Love is not only blind, it can be pretty expensive too. If there is any occasion that preys on your heartstrings and even more so, on your purse strings, it is Valentine’s Day!
Though some couples have sworn off Valentine’s Day, saying it is too commercialised, many still hold dear to this day for its importance in expressing their love for their significant other.
In this case, nothing says: “I love you,” better than a bouquet of red roses, which has stood as a symbol of love and romance throughout the ages. Unfortunately, red roses are also known to cost a bomb on Valentine’s Day.
Just how much more do red roses cost on Valentine’s Day?
Roses do not come for cheap even on normal days, but on Valentine’s Day, a bouquet of 12 roses can easily cost 100% more!
This is bad news for guys everywhere, as the pressure to make Valentine’s Day special usually falls on the male partner (we didn’t make the rules).
The question is, amid the rising cost of living and a generally bleak economic outlook, are Malaysian boyfriends and husbands still willing to spend on their loved ones on Valentine’s Day?
Are Malaysians still spending on Valentine’s Day?
Apparently, yes. According to a recent survey done by Rakuten, Malaysians were willing to fork out up to RM200 on Valentine’s Day.
The survey, entitled Rakuten Shopping Secrets 2015, found that Malaysians were willing to spend an average of RM198.63 to buy their spouse a Valentine’s Day gift.
It also found that respondents were willing to spend an average of RM173.71 on their fiancé or fiancée, RM159.03 on their girlfriend or boyfriend, and RM156.09 on themselves.
The survey, which involved some 500 respondents aged between 20 and 60 in Malaysia, also revealed that 45% of women expect a gift for Valentine’s Day compared to just 36% of men.
Meanwhile, floral store owners we spoke to shared that demand for flowers on Valentine’s Day have not faltered despite the current troubled economy.
“There is still a consistent demand for flowers, especially from Gen Y, who are more focused on lifestyle and relationships,” said John Goh, owner and CEO of bloom2u.com.
Meanwhile, Joanne Ho, founder of Happy Bunch told iMoney that consumers are still willing to spend as long as the goods offered are of good value.
“Demand is still high on our side.
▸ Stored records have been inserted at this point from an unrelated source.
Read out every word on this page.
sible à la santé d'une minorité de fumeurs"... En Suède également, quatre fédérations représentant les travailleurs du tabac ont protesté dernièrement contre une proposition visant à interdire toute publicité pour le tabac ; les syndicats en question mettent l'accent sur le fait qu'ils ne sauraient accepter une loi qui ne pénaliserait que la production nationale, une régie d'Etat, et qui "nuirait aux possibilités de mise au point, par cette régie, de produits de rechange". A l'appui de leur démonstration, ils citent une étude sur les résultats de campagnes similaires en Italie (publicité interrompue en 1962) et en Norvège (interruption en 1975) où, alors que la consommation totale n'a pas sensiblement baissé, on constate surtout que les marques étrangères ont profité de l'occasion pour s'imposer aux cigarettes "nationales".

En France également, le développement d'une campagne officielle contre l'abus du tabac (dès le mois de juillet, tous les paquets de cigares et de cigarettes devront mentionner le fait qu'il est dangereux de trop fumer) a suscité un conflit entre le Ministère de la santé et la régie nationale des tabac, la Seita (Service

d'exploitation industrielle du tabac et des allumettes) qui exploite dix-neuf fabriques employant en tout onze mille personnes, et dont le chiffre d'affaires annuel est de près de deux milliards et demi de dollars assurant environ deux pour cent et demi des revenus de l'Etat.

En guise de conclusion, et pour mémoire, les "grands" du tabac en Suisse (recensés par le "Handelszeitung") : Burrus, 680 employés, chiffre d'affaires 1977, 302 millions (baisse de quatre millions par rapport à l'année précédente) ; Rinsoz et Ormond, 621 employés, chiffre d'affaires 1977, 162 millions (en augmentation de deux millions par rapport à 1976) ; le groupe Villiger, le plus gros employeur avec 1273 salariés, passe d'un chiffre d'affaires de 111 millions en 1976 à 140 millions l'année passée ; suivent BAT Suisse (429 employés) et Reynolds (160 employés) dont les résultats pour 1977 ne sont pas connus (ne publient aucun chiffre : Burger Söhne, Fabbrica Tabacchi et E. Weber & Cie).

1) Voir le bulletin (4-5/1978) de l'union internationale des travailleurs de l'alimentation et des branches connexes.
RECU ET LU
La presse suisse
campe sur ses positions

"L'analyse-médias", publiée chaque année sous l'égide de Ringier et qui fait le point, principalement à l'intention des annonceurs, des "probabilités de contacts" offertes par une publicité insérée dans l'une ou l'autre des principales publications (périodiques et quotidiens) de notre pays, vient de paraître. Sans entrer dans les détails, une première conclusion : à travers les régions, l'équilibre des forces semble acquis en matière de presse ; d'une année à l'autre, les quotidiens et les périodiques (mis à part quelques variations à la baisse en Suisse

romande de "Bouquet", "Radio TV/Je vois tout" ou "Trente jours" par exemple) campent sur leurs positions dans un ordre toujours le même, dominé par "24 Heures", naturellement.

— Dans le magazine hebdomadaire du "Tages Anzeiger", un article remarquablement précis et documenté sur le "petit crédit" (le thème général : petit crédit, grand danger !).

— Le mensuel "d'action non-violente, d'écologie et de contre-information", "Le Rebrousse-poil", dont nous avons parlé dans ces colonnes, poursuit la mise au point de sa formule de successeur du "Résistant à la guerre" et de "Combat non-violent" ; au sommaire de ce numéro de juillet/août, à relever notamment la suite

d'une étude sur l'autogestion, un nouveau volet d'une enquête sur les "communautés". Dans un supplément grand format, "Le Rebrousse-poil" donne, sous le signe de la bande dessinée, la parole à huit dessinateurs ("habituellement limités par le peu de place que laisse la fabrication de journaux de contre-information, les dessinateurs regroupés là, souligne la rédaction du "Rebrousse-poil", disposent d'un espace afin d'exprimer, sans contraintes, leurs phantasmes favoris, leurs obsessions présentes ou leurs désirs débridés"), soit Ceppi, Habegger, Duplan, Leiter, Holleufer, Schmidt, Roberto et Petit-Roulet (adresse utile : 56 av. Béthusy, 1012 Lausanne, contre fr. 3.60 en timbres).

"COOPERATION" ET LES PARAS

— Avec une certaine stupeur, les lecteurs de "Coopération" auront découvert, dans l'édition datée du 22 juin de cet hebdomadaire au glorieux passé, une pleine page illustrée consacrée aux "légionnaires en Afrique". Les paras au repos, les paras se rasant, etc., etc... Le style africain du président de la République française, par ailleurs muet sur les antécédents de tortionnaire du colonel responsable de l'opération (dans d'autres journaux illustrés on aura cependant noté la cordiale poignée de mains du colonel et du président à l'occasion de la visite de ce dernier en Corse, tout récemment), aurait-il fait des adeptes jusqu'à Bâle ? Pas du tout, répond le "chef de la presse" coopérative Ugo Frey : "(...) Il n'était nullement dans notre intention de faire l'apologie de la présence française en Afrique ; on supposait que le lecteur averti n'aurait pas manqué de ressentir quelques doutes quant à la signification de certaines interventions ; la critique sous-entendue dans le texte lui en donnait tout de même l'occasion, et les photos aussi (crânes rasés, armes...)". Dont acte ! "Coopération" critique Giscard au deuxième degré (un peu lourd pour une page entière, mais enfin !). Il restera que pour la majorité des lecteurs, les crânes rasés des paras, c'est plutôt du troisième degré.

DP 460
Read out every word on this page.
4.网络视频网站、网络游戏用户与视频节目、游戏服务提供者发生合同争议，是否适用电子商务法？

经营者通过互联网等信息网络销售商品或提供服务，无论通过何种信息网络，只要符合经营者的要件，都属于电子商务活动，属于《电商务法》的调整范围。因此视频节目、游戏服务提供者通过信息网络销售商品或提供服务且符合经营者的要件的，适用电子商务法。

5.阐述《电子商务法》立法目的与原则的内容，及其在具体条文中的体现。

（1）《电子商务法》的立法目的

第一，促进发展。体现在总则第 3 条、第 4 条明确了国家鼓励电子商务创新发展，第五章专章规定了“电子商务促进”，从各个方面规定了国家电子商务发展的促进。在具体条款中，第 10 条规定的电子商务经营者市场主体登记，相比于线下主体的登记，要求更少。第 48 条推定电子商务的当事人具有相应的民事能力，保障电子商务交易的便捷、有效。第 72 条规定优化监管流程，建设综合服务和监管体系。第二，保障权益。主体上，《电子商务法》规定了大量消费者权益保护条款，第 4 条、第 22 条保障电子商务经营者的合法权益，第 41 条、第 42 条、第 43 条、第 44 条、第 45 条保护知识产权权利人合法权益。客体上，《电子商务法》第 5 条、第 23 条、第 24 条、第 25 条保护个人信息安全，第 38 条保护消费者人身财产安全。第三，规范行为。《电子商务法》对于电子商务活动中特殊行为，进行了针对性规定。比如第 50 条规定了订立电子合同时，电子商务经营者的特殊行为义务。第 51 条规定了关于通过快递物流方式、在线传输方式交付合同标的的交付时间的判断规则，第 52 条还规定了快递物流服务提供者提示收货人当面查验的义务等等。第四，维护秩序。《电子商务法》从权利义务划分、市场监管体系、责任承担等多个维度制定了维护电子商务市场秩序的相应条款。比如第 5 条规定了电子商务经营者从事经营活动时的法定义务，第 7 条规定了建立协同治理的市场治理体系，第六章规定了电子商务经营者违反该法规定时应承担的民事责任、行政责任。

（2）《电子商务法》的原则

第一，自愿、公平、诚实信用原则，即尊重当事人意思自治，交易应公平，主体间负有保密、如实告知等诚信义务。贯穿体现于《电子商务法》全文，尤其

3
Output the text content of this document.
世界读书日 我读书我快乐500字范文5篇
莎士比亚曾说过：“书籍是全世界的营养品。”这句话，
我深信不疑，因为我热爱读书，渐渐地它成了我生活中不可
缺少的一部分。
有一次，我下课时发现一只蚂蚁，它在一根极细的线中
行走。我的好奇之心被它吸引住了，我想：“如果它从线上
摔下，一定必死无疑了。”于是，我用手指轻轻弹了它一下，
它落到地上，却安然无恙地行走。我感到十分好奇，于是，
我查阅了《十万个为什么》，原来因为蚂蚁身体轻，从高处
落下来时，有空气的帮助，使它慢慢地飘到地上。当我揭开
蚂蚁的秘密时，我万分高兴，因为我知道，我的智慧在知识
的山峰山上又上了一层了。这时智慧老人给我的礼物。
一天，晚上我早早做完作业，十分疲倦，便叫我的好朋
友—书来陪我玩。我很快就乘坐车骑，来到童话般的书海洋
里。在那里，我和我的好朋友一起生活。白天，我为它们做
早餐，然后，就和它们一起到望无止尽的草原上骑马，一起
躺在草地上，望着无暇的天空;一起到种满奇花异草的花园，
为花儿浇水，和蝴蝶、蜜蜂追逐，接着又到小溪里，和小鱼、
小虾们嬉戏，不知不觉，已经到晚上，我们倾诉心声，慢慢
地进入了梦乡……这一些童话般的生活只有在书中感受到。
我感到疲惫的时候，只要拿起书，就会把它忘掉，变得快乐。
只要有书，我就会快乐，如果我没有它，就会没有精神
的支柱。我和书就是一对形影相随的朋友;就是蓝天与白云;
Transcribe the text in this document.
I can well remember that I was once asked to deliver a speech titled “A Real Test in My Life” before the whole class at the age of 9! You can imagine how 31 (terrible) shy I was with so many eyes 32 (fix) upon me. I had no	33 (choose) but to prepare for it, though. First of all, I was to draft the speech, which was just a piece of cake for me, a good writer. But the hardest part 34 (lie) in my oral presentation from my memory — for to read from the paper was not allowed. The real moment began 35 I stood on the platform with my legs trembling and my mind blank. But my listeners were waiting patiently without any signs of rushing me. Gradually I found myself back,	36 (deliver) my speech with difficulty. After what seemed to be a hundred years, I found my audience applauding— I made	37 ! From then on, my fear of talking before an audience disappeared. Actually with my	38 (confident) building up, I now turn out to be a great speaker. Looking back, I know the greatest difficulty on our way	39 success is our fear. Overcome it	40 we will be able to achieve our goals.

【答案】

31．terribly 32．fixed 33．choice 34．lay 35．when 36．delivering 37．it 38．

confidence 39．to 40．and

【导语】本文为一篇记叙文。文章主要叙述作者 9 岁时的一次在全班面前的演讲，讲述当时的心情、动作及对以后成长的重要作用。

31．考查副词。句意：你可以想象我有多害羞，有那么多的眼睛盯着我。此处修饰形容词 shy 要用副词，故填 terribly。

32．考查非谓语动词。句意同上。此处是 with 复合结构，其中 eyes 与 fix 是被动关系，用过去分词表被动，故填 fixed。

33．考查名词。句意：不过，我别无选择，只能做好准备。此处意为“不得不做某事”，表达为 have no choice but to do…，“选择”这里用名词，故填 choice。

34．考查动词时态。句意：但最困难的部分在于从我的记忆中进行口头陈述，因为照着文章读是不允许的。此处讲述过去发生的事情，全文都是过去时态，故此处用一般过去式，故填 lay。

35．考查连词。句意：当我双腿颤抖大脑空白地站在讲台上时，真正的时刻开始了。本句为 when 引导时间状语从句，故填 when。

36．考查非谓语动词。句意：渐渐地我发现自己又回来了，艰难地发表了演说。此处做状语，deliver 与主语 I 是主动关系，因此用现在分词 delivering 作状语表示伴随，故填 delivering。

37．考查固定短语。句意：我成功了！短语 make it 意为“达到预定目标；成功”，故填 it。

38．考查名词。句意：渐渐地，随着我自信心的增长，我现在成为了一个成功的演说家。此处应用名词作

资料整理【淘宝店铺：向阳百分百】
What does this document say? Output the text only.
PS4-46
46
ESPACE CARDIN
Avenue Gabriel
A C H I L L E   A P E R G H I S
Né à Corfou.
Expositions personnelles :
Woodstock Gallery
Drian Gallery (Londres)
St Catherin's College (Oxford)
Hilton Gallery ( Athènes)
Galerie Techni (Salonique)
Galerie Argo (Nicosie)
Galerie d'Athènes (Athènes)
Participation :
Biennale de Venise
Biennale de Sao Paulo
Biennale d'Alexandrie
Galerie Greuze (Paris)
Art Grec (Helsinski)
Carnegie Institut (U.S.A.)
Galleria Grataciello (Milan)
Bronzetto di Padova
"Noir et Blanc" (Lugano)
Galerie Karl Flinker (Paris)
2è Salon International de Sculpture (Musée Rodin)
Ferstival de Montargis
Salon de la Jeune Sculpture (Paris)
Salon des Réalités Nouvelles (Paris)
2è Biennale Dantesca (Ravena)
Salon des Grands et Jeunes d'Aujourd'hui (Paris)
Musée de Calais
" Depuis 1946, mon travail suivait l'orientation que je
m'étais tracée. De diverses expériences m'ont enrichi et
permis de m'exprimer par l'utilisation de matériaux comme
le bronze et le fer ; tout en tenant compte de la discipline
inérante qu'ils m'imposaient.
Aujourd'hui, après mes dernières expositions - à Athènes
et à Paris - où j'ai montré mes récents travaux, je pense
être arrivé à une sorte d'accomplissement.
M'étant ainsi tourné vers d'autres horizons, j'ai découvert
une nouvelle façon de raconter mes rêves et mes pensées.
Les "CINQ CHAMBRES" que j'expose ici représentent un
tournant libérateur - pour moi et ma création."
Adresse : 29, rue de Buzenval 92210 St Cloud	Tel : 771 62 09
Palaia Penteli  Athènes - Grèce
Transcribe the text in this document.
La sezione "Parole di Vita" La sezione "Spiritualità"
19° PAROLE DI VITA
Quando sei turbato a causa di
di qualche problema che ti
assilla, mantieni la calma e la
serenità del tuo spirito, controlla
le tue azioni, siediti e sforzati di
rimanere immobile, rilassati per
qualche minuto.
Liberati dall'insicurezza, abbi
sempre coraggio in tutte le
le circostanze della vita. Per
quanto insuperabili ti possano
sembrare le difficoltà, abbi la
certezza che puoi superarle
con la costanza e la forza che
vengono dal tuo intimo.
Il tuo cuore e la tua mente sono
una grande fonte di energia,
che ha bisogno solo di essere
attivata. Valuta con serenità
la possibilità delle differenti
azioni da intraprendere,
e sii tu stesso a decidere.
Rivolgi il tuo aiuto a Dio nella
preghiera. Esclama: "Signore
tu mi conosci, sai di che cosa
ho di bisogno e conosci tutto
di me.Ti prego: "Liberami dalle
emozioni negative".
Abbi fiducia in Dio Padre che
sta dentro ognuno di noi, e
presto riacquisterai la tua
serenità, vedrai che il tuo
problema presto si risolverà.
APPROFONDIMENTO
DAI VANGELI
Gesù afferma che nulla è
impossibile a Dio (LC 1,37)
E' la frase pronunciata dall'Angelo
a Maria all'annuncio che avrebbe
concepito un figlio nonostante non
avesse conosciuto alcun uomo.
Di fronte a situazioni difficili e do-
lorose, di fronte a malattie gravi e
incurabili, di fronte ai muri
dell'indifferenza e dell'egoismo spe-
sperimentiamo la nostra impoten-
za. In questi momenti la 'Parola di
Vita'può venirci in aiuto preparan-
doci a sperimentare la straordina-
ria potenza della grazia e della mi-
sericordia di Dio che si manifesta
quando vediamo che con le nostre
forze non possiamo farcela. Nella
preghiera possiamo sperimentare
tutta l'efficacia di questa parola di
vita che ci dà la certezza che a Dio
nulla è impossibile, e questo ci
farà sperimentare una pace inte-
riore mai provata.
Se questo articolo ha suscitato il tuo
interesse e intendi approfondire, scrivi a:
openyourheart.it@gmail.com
We’ve been seeing a huge spike in pre-orders and we’ve already exceeded all our targets so far,” Ho shared.
What do Malaysian boyfriends have to say?
Neo, 23 said that while flowers can be a tad pricey on Valentine’s Day, it is “tradition” and people still buy it.
“My girlfriend is currently 1,000 miles away, eight hours behind Malaysia time. But if she were here, I would get her roses and a nice dinner,” he said.
Meanwhile, Jonathan Heah, 27 shared that while he intends to get flowers for his other half on Valentine’s Day, he will most likely opt for lilies instead of roses, as they are usually the most marked-up flowers in the market during the occasion.
For Eugene Cheong, 25, if that special someone appreciates flowers and appreciates the gesture, then it is worth every penny despite the hefty price tag.
Given these figures and testimonials, we’re guessing that many of you will be having a ball of a time this Valentine’s Day!